Those claiming AI training on copyrighted works is “theft” misunderstand key aspects of copyright law and AI technology. Copyright protects specific expressions of ideas, not the ideas themselves. When AI systems ingest copyrighted works, they’re extracting general patterns and concepts - the “Bob Dylan-ness” or “Hemingway-ness” - not copying specific text or images.
This process is akin to how humans learn by reading widely and absorbing styles and techniques, rather than memorizing and reproducing exact passages. The AI discards the original text, keeping only abstract representations in “vector space”. When generating new content, the AI isn’t recreating copyrighted works, but producing new expressions inspired by the concepts it’s learned.
This is fundamentally different from copying a book or song. It’s more like the long-standing artistic tradition of being influenced by others’ work. The law has always recognized that ideas themselves can’t be owned - only particular expressions of them.
Moreover, there’s precedent for this kind of use being considered “transformative” and thus fair use. The Google Books project, which scanned millions of books to create a searchable index, was ruled legal despite protests from authors and publishers. AI training is arguably even more transformative.

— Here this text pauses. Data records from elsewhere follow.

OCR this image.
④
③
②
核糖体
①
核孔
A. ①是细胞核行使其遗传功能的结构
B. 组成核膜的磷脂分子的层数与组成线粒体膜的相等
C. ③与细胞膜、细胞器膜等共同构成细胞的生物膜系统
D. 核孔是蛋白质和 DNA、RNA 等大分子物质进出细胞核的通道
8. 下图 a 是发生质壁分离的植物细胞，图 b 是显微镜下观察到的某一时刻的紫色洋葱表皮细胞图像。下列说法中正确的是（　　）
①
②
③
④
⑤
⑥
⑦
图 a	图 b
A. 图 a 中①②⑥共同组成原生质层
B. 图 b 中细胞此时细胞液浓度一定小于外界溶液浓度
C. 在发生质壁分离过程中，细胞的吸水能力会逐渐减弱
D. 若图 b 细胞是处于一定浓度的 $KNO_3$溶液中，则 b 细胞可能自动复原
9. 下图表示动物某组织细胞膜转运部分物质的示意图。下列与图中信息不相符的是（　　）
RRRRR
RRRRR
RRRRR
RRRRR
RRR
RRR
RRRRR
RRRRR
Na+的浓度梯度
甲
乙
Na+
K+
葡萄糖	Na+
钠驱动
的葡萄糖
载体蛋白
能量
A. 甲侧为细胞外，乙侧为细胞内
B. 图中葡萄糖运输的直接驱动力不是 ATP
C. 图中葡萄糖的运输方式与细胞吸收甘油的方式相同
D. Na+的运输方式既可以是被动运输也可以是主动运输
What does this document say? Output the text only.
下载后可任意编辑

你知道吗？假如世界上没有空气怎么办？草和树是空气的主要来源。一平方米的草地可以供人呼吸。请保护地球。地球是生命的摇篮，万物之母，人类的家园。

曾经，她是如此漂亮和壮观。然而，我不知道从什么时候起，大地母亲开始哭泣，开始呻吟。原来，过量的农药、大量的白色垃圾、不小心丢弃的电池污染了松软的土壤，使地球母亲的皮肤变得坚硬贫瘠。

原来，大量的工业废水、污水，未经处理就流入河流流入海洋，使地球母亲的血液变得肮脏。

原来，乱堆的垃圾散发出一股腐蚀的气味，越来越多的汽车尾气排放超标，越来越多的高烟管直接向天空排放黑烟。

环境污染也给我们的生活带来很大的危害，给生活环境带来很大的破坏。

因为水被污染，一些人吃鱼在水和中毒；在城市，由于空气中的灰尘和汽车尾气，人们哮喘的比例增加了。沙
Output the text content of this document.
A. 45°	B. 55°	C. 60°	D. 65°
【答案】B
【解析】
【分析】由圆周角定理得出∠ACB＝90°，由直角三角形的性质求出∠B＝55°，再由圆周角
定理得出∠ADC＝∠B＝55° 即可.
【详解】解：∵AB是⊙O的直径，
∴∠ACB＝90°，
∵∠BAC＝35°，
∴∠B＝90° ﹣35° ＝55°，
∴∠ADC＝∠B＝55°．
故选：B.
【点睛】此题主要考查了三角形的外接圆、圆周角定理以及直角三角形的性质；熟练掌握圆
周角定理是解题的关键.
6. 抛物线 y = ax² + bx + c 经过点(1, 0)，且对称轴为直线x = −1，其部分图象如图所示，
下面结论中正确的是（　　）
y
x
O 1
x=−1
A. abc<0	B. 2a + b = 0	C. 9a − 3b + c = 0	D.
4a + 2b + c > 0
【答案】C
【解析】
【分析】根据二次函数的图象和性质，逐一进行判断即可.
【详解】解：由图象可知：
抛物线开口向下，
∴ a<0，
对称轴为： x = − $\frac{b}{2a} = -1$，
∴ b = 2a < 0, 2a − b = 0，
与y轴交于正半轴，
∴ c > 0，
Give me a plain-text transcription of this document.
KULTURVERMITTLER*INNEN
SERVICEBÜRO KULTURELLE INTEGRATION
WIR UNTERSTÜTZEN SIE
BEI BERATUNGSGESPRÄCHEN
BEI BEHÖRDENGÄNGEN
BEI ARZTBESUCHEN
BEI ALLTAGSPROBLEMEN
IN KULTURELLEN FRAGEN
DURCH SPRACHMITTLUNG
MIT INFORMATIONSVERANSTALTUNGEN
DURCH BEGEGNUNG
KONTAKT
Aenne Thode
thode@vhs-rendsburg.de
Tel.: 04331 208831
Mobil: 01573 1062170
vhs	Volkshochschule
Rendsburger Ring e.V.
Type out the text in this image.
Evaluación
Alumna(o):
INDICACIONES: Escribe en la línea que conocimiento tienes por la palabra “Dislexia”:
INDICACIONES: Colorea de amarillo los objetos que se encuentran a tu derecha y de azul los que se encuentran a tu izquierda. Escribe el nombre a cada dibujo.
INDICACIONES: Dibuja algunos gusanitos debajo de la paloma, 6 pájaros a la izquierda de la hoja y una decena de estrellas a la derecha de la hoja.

While it’s understandable that creators feel uneasy about this new technology, labeling it “theft” is both legally and technically inaccurate. We may need new ways to support and compensate creators in the AI age, but that doesn’t make the current use of copyrighted works for AI training illegal or unethical.
For those interested, this argument is nicely laid out by Damien Riehl in FLOSS Weekly episode 744. https://twit.tv/shows/floss-weekly/episodes/744
I know how AI works. I was using collage to show that it’s much less transformative than AI while still being accepted.
It also doesn’t copy bits. It has an internal network of bits and it shifts their weight with each images. It’s learning from the images akin to how a human would, not copying. This is far from a perfect analogy, there’s a mountain that separates a human brain from a neural network, it’s just that both processes would be copying under your definition.
This is a tool to help and guide. In terms of LLMs, trying to get references out of it is just a terrible use case. It’s suppose to be verified at all times and clearly should never be itself quoted.
For images, this is like expecting each artists to reference what influenced them. Having unrealistic thoroughly invented expectations doesn’t mean the tech is failing or bad.
This kind of attitude has some weird “everything has to be true on the internet” vibe. I wouldn’t expect actual truth and references from reddit posts, I don’t understand why people expect it from a guided rng machine.
If you read a hundred books and then built a podcast episode on what you learned from all those book, that would be okay and is a lot closer to what llms are doing.
That’s what AI is. 98% of machine learning is scrapping data and training models on it.